"Happiness lies in the joy of achievement and the thrill of creative effort." Franklin D. Roosevelt
By: Proserpina, 7:54 PM GMT on January 19, 2014
The 25th of this month marks the first year of the passing of my sweet Koko (Kokopelli). The pain of her loss is still vivid but I am finding room in my heart to let Mimi in. I dedicate this blog to Koko and all the pets my friends and acquaintances lost in this past year. And I welcome our new pets who steal part of our hearts.
I invite those who visit here and who lost a beloved pet, to post a photo in their remembrance. Also, please post photos of your new pets.
“Animals are such agreeable friends--they ask no questions, they pass no criticisms.” - George Eliot
Dogs were one of the first animals to be domesticated by humans. It is generally thought that dogs are descended from the Grey Wolves, although looking at a Poodle or a Chihuahua one would not see any resemblance to a wolf. Other breeds such as a Siberian Husky (the mascot of the first university that I attended) or a German Shepherd clearly show a strong resemblance to the wolf.
In the past dogs were useful as work animals. Pulling loads, herding cattle and sheep, hunting, guarding their master and the master properties, are just a few of the original uses.
Scout dog Chief, Vietnam
Dogs have been trained for battle from ancient times to the present. They were used by the Egyptians, Greeks, Slavs, Britons, Romans, etc. Among the Greeks and Romans, dogs often served as sentries or patrols. Dogs were used by the Conquistadores, Frederick the Great, Napoleon, and other historically relevant persons. More recently dogs were used in the American Civil War, WWI, WWII, Vietnam, and in 2011 the United States Navy SEALS used a military working dog name Cairo in the Operation Neptune Spear in which Osama bin Laden was killed.
In modern time one interesting job for a dog was as a space traveler. She was Laika, the first living creature sent into space by the former USSR in 1957.
Most of us keep dogs for their companionship, but they are also used to help with the disabled, to help law enforcement officers to detect drugs and explosives, for search and rescue in disastrous situations, etc.

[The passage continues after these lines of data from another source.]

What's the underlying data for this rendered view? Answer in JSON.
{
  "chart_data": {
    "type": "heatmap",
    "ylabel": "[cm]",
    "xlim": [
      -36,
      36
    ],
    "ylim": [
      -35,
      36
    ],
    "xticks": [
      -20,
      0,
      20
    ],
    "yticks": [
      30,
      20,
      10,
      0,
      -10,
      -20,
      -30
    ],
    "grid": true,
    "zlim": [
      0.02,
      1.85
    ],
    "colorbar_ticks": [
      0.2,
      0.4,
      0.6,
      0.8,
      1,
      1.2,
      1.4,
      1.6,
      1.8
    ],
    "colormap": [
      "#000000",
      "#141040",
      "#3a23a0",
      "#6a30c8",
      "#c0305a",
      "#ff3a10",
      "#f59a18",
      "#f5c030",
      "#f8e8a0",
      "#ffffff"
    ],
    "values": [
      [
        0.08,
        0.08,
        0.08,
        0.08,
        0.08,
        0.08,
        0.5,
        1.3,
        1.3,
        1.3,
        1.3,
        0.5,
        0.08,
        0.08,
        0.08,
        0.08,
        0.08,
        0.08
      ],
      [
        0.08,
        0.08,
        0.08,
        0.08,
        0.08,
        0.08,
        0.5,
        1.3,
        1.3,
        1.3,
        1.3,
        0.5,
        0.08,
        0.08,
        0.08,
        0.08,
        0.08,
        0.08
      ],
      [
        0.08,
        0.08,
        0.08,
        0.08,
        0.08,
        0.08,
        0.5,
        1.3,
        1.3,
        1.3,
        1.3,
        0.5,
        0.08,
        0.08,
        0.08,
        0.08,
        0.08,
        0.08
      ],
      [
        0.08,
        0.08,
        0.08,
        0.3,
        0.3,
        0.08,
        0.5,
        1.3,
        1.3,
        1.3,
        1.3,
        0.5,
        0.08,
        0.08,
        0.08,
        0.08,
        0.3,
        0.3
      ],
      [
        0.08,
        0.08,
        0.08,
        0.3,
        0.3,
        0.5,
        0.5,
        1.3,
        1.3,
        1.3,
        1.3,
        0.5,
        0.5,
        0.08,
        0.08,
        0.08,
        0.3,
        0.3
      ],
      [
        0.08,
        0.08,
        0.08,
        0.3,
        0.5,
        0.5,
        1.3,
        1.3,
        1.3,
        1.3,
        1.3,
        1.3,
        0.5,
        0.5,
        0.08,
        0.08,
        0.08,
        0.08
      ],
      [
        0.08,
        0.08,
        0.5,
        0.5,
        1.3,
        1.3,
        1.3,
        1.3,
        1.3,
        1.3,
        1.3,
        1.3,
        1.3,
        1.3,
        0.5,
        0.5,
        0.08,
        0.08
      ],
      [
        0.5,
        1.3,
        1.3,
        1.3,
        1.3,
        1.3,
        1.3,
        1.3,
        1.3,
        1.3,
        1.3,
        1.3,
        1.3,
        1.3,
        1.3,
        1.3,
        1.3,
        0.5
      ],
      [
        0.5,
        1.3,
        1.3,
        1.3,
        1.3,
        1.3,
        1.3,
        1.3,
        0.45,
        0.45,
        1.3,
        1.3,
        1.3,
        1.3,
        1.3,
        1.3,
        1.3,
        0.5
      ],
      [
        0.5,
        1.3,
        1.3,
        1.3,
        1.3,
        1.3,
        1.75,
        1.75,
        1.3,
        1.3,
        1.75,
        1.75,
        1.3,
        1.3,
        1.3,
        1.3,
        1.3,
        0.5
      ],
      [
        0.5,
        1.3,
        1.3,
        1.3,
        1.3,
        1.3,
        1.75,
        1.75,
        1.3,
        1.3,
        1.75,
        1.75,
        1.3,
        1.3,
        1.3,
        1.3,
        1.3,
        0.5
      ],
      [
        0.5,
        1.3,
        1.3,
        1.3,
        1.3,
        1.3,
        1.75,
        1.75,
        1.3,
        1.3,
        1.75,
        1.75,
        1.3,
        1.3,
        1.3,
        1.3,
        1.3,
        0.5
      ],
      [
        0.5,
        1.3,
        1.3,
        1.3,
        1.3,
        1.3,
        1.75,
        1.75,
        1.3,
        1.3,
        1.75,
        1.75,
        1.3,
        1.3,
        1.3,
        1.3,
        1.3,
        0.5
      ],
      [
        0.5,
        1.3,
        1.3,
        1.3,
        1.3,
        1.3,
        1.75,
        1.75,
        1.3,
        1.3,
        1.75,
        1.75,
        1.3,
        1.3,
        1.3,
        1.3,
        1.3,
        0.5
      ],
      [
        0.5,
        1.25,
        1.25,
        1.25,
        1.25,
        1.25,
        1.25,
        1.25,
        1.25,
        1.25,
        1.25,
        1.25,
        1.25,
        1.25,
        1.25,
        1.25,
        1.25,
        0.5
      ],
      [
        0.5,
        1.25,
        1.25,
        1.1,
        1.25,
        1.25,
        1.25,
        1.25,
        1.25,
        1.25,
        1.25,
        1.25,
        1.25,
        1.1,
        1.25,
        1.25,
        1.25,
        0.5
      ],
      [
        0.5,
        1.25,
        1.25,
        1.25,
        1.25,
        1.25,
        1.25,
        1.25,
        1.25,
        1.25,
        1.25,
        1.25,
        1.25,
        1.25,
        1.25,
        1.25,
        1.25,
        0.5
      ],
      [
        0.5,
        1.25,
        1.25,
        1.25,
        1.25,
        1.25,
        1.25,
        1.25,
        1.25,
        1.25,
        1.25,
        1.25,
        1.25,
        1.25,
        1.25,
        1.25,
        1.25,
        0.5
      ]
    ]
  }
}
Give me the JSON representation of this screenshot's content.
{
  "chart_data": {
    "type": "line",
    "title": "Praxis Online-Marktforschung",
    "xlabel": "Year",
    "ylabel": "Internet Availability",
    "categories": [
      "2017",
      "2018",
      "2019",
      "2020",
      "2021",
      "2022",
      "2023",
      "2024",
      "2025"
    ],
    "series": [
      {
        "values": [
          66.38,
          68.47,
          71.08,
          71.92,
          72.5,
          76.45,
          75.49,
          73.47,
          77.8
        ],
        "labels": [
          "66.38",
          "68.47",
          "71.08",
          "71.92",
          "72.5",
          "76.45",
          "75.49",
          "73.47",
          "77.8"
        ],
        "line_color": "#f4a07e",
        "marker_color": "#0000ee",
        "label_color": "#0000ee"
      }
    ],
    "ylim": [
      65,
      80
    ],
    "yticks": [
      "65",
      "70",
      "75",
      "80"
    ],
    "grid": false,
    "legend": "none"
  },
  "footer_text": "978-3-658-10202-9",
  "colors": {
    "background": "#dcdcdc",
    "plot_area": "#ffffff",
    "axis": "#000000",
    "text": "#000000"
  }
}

Dogs have a tangible effect on our health, both physical and emotional. They help to lower blood pressure, lower cholesterol (as shown by a study in Australia), help patients survive longer after illness or a medical procedure. Having a dog for a pet also reduces loneliness and depression. For more info on the benefits of owning a dog you might want to take a look at this site: http://www.helpguide.org/life/pets.htm
Mosaics meaning "Beware the Dog" would be found on doorsteps in ancient Roman cities.
The following are a few of my favorite dogs found in literature, mythology, films, real ones, etc:
Koko, my beloved Bichon of almost 15 years
Mimi, my current Bichon of just 5 months
Argos, Odysseus faithful dog in the epic “The Odyssey”
Cerberus, from Greek and Roman mythology. He is the three headed God of the underworld
The Hound of Baskervilles, Shelock Holmes
Jip, David Copperfield
Nana, Peter Pan
Snowy, Adventures of Tintin
Toto, Wizard of Oz
Sandy, Little Orphan Annie
Asta, Thin Man
Lassie, Lassie Come Home
Djinn, I dream of Jeannie
The She Wolf (Lupa) who found and suckled the twins Romulus and Remus, the founders of Rome. Technically she is a wolf but since the wolf is the ancestor of the dog, I include her on this list. I am very fond of her as she represents the figure of the nurturing mother, the savior, Rome.